February 2, 2007
OR YOU COULD JUST READ CHILDE HAROLDE:
Iconic novelist hopes to draw readers into a more graphic tale (Geoff Boucher, February 2, 2007, LA Times)
STEPHEN KING's "The Dark Tower," a magnum opus about a haunted gunslinger on a quest for a mysterious spire, stretched out over 22 years, seven novels and a staggering 4,272 pages of eerie adventure.But here's the really spooky thing: King fans want more.
Now they're about to get it, although this time around King is taking his readership to a new place that might scare some of them off. "The Dark Tower: The Gunslinger Born," the Marvel Comics series, launches next week, and more than 100 retailers nationwide are opening their stores for midnight release parties. [...]
As with his novels, King's move into comics is fraught with subplots.
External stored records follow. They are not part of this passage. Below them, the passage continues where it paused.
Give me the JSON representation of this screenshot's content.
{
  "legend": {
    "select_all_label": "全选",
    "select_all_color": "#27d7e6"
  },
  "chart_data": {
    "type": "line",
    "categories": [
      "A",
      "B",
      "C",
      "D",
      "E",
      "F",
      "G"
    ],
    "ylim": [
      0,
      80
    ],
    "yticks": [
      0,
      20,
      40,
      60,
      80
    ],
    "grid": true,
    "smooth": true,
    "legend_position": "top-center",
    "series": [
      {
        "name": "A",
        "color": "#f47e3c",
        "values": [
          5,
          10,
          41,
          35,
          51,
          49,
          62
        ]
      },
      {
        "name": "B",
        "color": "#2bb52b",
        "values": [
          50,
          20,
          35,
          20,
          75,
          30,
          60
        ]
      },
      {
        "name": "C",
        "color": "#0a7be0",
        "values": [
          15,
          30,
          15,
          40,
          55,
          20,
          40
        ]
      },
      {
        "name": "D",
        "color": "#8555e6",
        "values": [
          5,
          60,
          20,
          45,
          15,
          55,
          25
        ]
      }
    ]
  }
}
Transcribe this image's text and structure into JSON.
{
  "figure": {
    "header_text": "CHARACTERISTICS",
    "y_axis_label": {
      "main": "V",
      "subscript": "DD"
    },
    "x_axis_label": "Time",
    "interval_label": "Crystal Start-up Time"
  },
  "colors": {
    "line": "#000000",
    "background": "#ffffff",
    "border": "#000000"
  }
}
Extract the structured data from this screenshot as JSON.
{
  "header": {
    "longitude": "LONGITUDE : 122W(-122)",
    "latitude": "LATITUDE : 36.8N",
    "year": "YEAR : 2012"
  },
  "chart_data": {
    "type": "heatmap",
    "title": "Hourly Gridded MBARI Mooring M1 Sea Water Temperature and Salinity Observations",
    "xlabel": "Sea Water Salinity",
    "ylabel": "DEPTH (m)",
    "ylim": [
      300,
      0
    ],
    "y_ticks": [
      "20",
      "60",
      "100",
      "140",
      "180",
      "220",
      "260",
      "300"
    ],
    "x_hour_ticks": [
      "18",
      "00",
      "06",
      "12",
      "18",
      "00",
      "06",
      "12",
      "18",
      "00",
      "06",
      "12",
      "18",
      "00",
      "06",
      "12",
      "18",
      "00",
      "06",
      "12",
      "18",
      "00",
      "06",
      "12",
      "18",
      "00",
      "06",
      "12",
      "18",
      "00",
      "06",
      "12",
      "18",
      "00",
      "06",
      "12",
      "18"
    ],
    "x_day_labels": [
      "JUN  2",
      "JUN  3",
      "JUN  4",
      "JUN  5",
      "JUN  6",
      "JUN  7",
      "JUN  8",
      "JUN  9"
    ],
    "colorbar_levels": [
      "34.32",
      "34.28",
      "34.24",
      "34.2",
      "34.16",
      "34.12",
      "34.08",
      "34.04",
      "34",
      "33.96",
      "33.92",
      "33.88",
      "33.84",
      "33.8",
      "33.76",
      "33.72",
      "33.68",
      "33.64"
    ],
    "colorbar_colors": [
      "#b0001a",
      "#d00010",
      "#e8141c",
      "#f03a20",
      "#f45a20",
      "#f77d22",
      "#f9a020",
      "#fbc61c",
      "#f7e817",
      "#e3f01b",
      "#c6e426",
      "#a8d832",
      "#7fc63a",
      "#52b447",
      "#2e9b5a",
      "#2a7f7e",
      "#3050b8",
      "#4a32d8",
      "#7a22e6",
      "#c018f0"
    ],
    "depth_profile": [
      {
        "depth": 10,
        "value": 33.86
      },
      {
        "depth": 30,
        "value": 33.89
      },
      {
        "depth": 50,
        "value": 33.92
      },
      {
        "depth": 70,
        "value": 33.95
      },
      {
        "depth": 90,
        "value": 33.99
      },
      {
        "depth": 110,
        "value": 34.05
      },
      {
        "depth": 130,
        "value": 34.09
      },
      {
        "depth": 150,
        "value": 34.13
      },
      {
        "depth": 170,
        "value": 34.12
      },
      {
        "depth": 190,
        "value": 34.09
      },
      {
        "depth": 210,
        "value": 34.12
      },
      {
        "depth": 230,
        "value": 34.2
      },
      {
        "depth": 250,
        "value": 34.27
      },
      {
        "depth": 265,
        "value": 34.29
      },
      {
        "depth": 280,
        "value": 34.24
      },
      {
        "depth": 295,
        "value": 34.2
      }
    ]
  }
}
One big one: "The Dark Tower" famously finished with a fizzle in 2004 -- many fans complained of a letdown with the saga's final pages and the fuzzy fate of its hero, Roland Deschain, the nomadic hero armed with Winchester revolvers in the face of mutants and magic.
The new "Dark Tower" project provides a chance for King "to make it right," noted Jud Meyers, co-owner of Earth-2 Comics in Sherman Oaks, one of the retailers that will be open Tuesday night and into Wednesday morning to sell the comic.